By Amar Hanspal, CEO Bright Machines
The case has never been more vital for new policy that supports a robust manufacturing sector. Though offshore manufacturing, and the low prices that result from it, has been good for consumers, globalization has contributed to the decimation of jobs at home and become one of the biggest threats to our environment. And it’s only getting worse, as the U.S. has suffered a net loss of more than 91,000 manufacturing plants and nearly 5 million manufacturing jobs since 1997, and COVID-19 shutdowns have wiped out more than half of the jobs gained in the past decade. Meanwhile, 90% of global trade is seaborne, and this shipping activity emits 938 million tonnes of carbon dioxide annually. Today, there are considerable opportunities to compete globally while keeping manufacturing closer to consumers, as technology leads to shifting economics and greater production capacity, affecting our ability to innovate and create better products for consumers. To make the promises of manufacturing at-home a reality, to save both jobs and our environment, the industry needs long-term policy solutions that incentivize manufacturers and legislators to go beyond photo ops and commit to a more sustainable, and yes, less global, future for manufacturing.

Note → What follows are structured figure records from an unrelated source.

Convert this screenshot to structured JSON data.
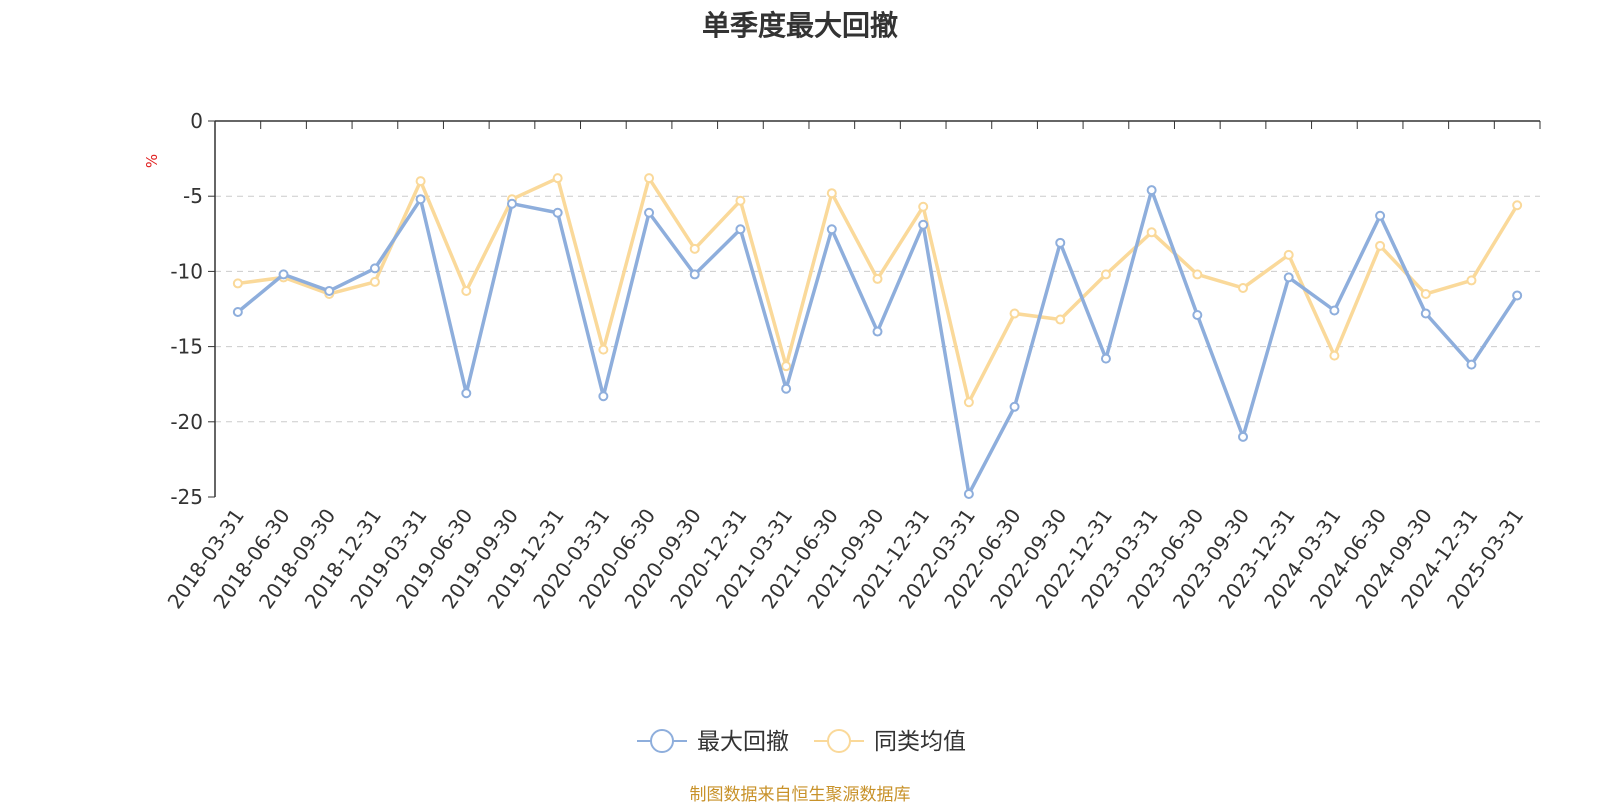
{
  "chart_data": {
    "type": "line",
    "title": "单季度最大回撤",
    "ylabel": "%",
    "ylim": [
      -25,
      0
    ],
    "yticks": [
      0,
      -5,
      -10,
      -15,
      -20,
      -25
    ],
    "grid": true,
    "legend_position": "bottom-center",
    "categories": [
      "2018-03-31",
      "2018-06-30",
      "2018-09-30",
      "2018-12-31",
      "2019-03-31",
      "2019-06-30",
      "2019-09-30",
      "2019-12-31",
      "2020-03-31",
      "2020-06-30",
      "2020-09-30",
      "2020-12-31",
      "2021-03-31",
      "2021-06-30",
      "2021-09-30",
      "2021-12-31",
      "2022-03-31",
      "2022-06-30",
      "2022-09-30",
      "2022-12-31",
      "2023-03-31",
      "2023-06-30",
      "2023-09-30",
      "2023-12-31",
      "2024-03-31",
      "2024-06-30",
      "2024-09-30",
      "2024-12-31",
      "2025-03-31"
    ],
    "series": [
      {
        "name": "最大回撤",
        "color": "#8eaedc",
        "values": [
          -12.7,
          -10.2,
          -11.3,
          -9.8,
          -5.2,
          -18.1,
          -5.5,
          -6.1,
          -18.3,
          -6.1,
          -10.2,
          -7.2,
          -17.8,
          -7.2,
          -14.0,
          -6.9,
          -24.8,
          -19.0,
          -8.1,
          -15.8,
          -4.6,
          -12.9,
          -21.0,
          -10.4,
          -12.6,
          -6.3,
          -12.8,
          -16.2,
          -11.6
        ]
      },
      {
        "name": "同类均值",
        "color": "#fad99a",
        "values": [
          -10.8,
          -10.4,
          -11.5,
          -10.7,
          -4.0,
          -11.3,
          -5.2,
          -3.8,
          -15.2,
          -3.8,
          -8.5,
          -5.3,
          -16.3,
          -4.8,
          -10.5,
          -5.7,
          -18.7,
          -12.8,
          -13.2,
          -10.2,
          -7.4,
          -10.2,
          -11.1,
          -8.9,
          -15.6,
          -8.3,
          -11.5,
          -10.6,
          -5.6
        ]
      }
    ]
  },
  "footer": {
    "source": "制图数据来自恒生聚源数据库"
  }
}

To create conditions that enable manufacturers to compete and thrive in a global marketplace while optimizing for sustainability and job creation, here’s what should be top of mind in creating national-level policy:
The unpredictable conditions of 2020 have shown how vitally important it will be to embrace more localized production in manufacturing. Manufacturers who are inherently less dependent on globally distributed supply chains – who rely on a network of suppliers and production lines closer to where consumers ultimately buy products – were less subject to disruptions in their production and could carry on business as usual. It’s a study of how flexible, localized production can lead to increased resiliency.
Localized production is, in fact, an area where the U.S. used to excel, but the decades-long shift to globalization has led to less vertically-integrated manufacturers and more who rely on a complex network of specialized suppliers, who themselves rely on subcontractors for parts and assembly. We saw the flaw in the networked system’s design during the early days of the pandemic when consumers were unable to get even everyday basics, many of which are imported, as manufacturers struggled to respond to increased demand or had to pause their production lines entirely.
Localized production lends a competitive advantage to manufacturers who strategically employ it, especially in times of disruption. As our economy is increasingly vulnerable to disruption – from natural disasters, trade wars, or pandemics – policy should encourage a local, distributed approach that solves issues like these.
Globalization has been so prevalent over the last several decades in large part because the economics were advantageous for both manufacturers and consumers – but that technology is poised to flip the script on that economic advantage. Advanced technology applied to manufacturing – tech like adaptive robotics, computer vision, and machine learning – makes it possible to innovate, produce and assemble products faster, at a higher quality, and at a lower cost than traditional manufacturing allows. Investing in technology must be seen as an intrinsic investment in encouraging localized production.
Still, adopting these new technologies is often slow to start, despite the massive return on investment, presenting a significant barrier for manufacturers to overcome. This is why policy that incentivizes the adoption of the latest, most sustainable technology will help the industry at-large make this critical shift.
Any conversation about technology in manufacturing would be incomplete without considering as well how it impacts factory jobs. The dire truth is that manufacturing jobs have been on a steady decline for decades thanks to globalization (and despite policy attempting to grow the sector). This decline was only made worse during the pandemic as manufacturers grapple with distancing guidelines and changing consumer demand. Indeed, fears that technology to automate manufacturing processes would only exacerbate these conditions are not unfounded.
And yet, there are opportunities too. If public and private sectors work together, it’s possible to create and sustain manufacturing careers through reskilling efforts. These efforts would smartly focus on training people to work with the high tech solutions that factory floors of the future would employ (and these jobs would benefit from being less prone to the high turnover rates of the often tedious, monotonous jobs available on production lines today).
Beyond reskilling, policies that help manufacturers embrace remote work should be on the table. Again, technology is the enabler here, as more monitoring and programming can be done via software instead of onsite, which allows manufacturers to prioritize safe working conditions for essential employees. Policies that consider how the workforce can grow and level-up through technology will help ensure that the sector prioritizes their bottom line and their employee base’s well-being.
For A More Sustainable Sector
Together, reshoring, reskilling, and reimaging manufacturing through advanced technologies have tremendous potential to create a more resilient industry and a more sustainable one. Reducing worldwide shipping while creating skilled jobs is a win-win. A focused, national policy that helps inspire manufacturers to make these inevitable changes in the near term will help ensure America is an environmental sustainability leader.
Originally posted to Forbes on Nov. 2, 2020.